Depends on a number of things:
If
((you know the strings will not hugely increase in number) &&
(you know the spec of the machines that will run your app) &&
(you are able to test that the load time is *good enough* on the above spec))
{
**don't bother changing approach.**
}
else
{
**change approach.**
}
The alternative approach is obviously some kind of asynch lazy-load.
You're talking about loading roughly 36MB of strings. While this isn't a daunting amount by any means (though you could probably load it faster reading the XML yourself...I wouldn't go with the serialization engine if I was worried about performance), it's also a non-trivial amount. You're looking a adding a couple of seconds to your startup time, assuming you don't do it asynchronously as Mircea suggests.
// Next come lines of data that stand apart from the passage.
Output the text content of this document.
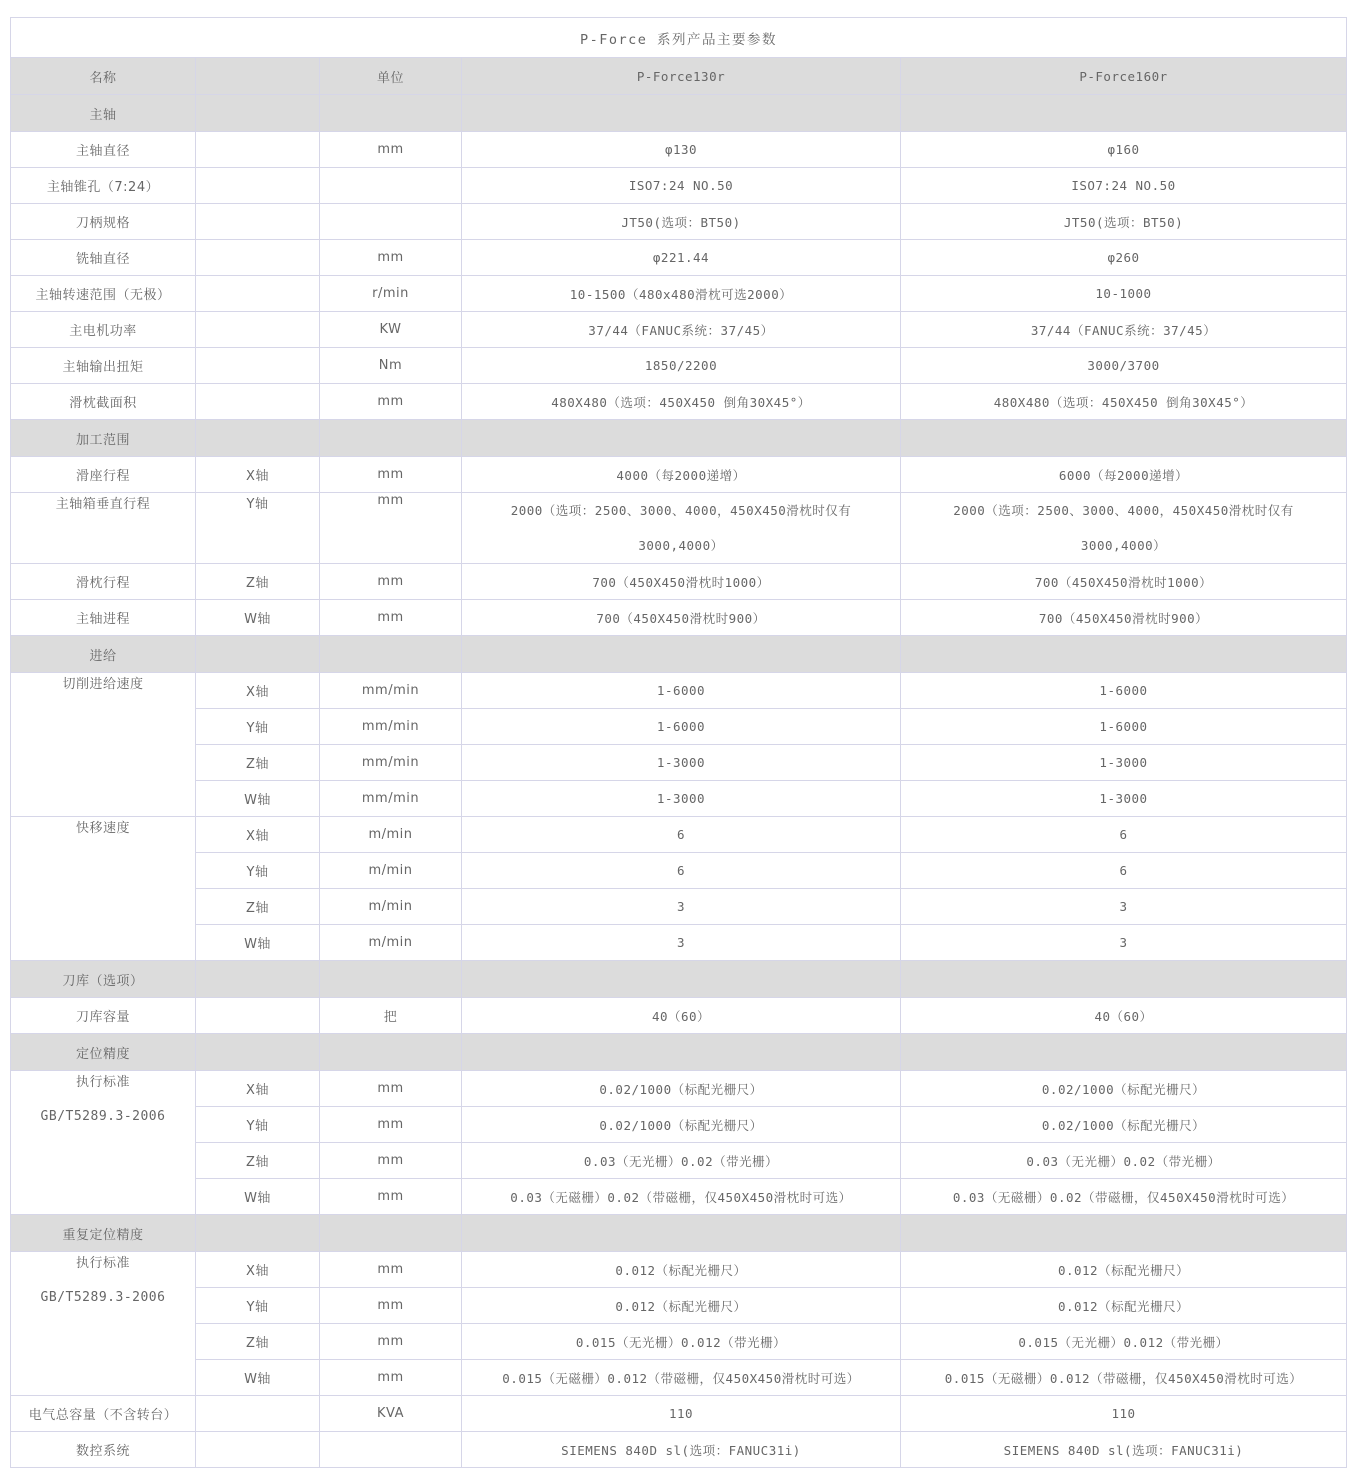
P-Force 系列产品主要参数				
名称		单位	P-Force130r	P-Force160r
主轴				

主轴直径		mm	φ130	φ160

主轴锥孔（7:24）			ISO7:24 NO.50	ISO7:24 NO.50

刀柄规格			JT50(选项：BT50)	JT50(选项：BT50)

铣轴直径		mm	φ221.44	φ260

主轴转速范围（无极）		r/min	10-1500（480x480滑枕可选2000）	10-1000

主电机功率		KW	37/44（FANUC系统：37/45）	37/44（FANUC系统：37/45）

主轴输出扭矩		Nm	1850/2200	3000/3700

滑枕截面积		mm	480X480（选项：450X450 倒角30X45°）	480X480（选项：450X450 倒角30X45°）
加工范围				

滑座行程	X轴	mm	4000（每2000递增）	6000（每2000递增）

主轴箱垂直行程	Y轴	mm	2000（选项：2500、3000、4000，450X450滑枕时仅有3000,4000）	2000（选项：2500、3000、4000，450X450滑枕时仅有3000,4000）

滑枕行程	Z轴	mm	700（450X450滑枕时1000）	700（450X450滑枕时1000）

主轴进程	W轴	mm	700（450X450滑枕时900）	700（450X450滑枕时900）
进给				

切削进给速度	X轴	mm/min	1-6000	1-6000
	Y轴	mm/min	1-6000	1-6000
	Z轴	mm/min	1-3000	1-3000
	W轴	mm/min	1-3000	1-3000

快移速度	X轴	m/min	6	6
	Y轴	m/min	6	6
	Z轴	m/min	3	3
	W轴	m/min	3	3
刀库（选项）				

刀库容量		把	40（60）	40（60）
定位精度				

执行标准
GB/T5289.3-2006	X轴	mm	0.02/1000（标配光栅尺）	0.02/1000（标配光栅尺）
	Y轴	mm	0.02/1000（标配光栅尺）	0.02/1000（标配光栅尺）
	Z轴	mm	0.03（无光栅）0.02（带光栅）	0.03（无光栅）0.02（带光栅）
	W轴	mm	0.03（无磁栅）0.02（带磁栅，仅450X450滑枕时可选）	0.03（无磁栅）0.02（带磁栅，仅450X450滑枕时可选）
重复定位精度				

执行标准
GB/T5289.3-2006	X轴	mm	0.012（标配光栅尺）	0.012（标配光栅尺）
	Y轴	mm	0.012（标配光栅尺）	0.012（标配光栅尺）
	Z轴	mm	0.015（无光栅）0.012（带光栅）	0.015（无光栅）0.012（带光栅）
	W轴	mm	0.015（无磁栅）0.012（带磁栅，仅450X450滑枕时可选）	0.015（无磁栅）0.012（带磁栅，仅450X450滑枕时可选）

电气总容量（不含转台）		KVA	110	110

数控系统			SIEMENS 840D sl(选项：FANUC31i)	SIEMENS 840D sl(选项：FANUC31i)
If you do do it asynchronously, you'll have to ensure that any UI process that relies on the data doesn't occur until after it has loaded. That may be a difficult thing to ensure.
The question seems to imply an online application. A few suggestions if that is the case:
The data could / should be zipped. I suspect it would compress very nicely.
Maybe the data could be cached accross multiple sessions, possibly be delivered as html content with a expiry cache date as appropriate. This would save systematic loading, and may be feasible if the data isn't updated frequently.
The suggestion feature feature could be initially disabled (i.e. say showing a "loading..." message while the application initializes the cache, asynchronously). In this fashion the application would be quickly available upon startup, even though the suggest feature may lag by up to say 30 seconds or so.
Edit: Independently of how the data gets downloaded and cached, I second the opinion of Mircea Grelus that an xml file of this size is a poor substitute for a database.
It may not be a bad idea to load the XML into memory when the app starts up. But if you go this route I'd look into using the BackgroundWorker thread. The idea would be to load the XML into memory asynchronously so the UI is still responsive as this is going on. As far as the user is concerned the app shouldn't appear to start any slower, and yet once done the Google-suggest-like feature should be significantly faster.
I must say that even in memory this is an inherently inefficient operation since you have no advantage of using an index when querying an XML file in this way. This is something that would be 10X faster in SQL with full-text searching.
Of course XML has the advantage of being self-contained and requiring no additional components. And that makes it a decent choice for small desktop apps that query small amounts of data. Otherwise I would consider using a database for better performance.
You might be better served by using binary serialization rather than XML serialization to persist the data that your app reads on startup, particularly if you end up implementing a data structure that's faster to search than a `StringCollection. You'd still maintain the XML version of the data somewhere, of course.
And by all means, use a BackgroundWorker to load the data asynchronously if that'll make your application feel more responsive.